Nah, menurut Fauzi, Indonesia memiliki peluang yang lebih besar dibanding Brasil untuk menggandeng investor asing. Pasalnya, pemerintah Brasil dinilai terlalu campur tangan untuk mencegah aliran hot money di negeri samba tersebut. Salah satunya dengan menerapkan pajak yang tinggi. “Karena itu dana mulai mengalir ke Indonesia yang percaya menerapkan sistem devisa bebas,” ujar Fauzi.

Dalam mengatasi krisis yang melanda AS, kemungkinan besar AS akan melakukan quantitative easing atau mencetak uang untuk menjaga kemampuan moneternya. Dari uang baru yang akan beredar tersebut akan menciptakan dana besar yang akan menganggur karena tidak bisa terserap sektor riil. Untuk itu, dana besar yang menganggur tersebut akan mencari rumah baru di negara emerging market yang menjanjikan.

Sementara, Outlook utang Indonesia memiliki prospek positif. “Sekarang BB+, setingkat dibawah investment grade. Sangat mungkin dalam 6-12 bulan kita masuk ke investment grade. Kalau iya, investor yang masuk ke Indonesia akan makin banyak,” papar Fauzi.
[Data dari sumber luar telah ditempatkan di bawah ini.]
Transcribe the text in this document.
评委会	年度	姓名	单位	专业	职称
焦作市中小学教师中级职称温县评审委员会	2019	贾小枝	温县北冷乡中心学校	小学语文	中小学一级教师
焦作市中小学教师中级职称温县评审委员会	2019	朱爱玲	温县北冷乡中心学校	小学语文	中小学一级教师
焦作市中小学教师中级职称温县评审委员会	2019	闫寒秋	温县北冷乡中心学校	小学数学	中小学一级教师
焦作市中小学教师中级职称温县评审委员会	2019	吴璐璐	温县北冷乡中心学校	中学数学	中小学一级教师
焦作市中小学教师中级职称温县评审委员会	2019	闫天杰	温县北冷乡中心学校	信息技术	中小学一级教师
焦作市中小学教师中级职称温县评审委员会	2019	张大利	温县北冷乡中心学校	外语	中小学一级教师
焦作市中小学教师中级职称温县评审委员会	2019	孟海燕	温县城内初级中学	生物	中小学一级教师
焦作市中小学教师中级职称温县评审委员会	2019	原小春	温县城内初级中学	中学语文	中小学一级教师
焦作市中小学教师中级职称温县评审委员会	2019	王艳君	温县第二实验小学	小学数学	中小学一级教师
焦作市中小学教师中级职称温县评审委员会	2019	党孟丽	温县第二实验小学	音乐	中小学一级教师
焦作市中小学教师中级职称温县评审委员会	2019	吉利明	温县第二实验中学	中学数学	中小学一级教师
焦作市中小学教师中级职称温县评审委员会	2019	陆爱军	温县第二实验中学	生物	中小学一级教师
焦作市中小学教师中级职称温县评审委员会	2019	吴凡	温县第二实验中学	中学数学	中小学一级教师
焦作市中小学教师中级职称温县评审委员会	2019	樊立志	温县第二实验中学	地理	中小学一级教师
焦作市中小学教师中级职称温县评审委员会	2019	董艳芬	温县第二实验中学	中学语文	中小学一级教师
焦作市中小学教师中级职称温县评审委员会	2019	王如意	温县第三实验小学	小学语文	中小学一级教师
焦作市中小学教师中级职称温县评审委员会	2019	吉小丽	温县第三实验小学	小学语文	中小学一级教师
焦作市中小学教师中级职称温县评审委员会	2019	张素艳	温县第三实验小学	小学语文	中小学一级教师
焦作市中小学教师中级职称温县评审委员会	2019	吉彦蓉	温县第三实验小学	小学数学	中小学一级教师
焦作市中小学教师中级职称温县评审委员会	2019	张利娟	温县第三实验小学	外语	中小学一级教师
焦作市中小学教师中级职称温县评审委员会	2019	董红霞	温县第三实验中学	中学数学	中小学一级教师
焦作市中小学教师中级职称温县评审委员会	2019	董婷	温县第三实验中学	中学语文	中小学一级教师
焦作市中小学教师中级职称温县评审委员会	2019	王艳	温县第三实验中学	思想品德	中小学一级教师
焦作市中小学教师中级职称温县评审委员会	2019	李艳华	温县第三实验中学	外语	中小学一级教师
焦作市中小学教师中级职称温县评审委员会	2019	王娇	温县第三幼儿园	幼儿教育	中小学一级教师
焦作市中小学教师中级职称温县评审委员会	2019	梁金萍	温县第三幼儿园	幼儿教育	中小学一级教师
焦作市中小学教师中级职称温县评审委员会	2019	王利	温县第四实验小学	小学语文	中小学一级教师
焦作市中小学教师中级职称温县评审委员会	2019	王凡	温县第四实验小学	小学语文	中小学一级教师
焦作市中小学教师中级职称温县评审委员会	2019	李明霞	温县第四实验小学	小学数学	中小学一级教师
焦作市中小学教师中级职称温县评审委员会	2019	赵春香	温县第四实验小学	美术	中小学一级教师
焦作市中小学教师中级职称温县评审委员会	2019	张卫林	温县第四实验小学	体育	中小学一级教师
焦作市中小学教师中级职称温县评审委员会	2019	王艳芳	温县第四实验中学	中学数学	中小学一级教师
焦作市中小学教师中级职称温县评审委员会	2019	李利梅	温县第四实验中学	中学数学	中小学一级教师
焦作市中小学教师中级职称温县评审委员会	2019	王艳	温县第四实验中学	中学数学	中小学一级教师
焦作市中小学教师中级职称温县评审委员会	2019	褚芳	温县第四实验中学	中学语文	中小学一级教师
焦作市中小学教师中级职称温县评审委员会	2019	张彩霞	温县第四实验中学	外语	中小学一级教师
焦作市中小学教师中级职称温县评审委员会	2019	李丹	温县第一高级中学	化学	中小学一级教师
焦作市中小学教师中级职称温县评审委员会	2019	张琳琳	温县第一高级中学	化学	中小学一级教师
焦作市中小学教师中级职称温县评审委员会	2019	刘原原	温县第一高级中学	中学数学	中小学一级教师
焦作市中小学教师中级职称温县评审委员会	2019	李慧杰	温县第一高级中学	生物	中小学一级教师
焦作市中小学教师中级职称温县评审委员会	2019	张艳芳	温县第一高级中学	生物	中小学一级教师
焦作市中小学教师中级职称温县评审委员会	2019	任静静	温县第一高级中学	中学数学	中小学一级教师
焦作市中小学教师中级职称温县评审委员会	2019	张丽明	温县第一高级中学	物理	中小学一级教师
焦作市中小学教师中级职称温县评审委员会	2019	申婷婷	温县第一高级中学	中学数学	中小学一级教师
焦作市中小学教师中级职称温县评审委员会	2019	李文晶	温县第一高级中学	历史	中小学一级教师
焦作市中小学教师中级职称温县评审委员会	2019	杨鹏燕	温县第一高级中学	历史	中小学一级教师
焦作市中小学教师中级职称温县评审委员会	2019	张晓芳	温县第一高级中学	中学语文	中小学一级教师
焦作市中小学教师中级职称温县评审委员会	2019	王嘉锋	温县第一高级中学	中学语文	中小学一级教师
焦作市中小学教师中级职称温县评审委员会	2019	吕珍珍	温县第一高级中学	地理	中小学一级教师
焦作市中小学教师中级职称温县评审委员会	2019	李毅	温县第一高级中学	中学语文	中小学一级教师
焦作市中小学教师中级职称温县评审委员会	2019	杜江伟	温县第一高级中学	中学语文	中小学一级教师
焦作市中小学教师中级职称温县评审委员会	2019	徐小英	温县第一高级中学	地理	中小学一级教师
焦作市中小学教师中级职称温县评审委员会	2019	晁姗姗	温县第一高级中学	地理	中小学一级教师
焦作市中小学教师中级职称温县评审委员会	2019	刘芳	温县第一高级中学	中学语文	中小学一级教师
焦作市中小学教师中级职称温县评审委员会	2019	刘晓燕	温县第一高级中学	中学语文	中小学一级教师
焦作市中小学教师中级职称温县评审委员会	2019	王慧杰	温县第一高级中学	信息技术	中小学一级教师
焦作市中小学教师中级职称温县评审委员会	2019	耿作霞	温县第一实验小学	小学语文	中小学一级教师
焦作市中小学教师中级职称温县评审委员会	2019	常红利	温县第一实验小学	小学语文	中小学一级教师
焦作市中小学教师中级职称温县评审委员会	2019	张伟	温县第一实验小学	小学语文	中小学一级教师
Selain Indonesia dan Brasil, ada dua negara lain yang bisa dijadikan 'pesaing' untuk memperebutkan dana asing yang sedang mencari rumah baru tersebut, yaitu Thailand dan Korea Selatan. Tetapi, kedua negara tersebut masih kurang menarik bagi investor dibanding Indonesia. Untuk itu, pemerintah Indonesia diharapkan siap-siap menampung hot money yang akan menyerbu negeri ini. Jangan sampai dana panas itu justru membuat ekonomi negara ini menjadi ikut panas.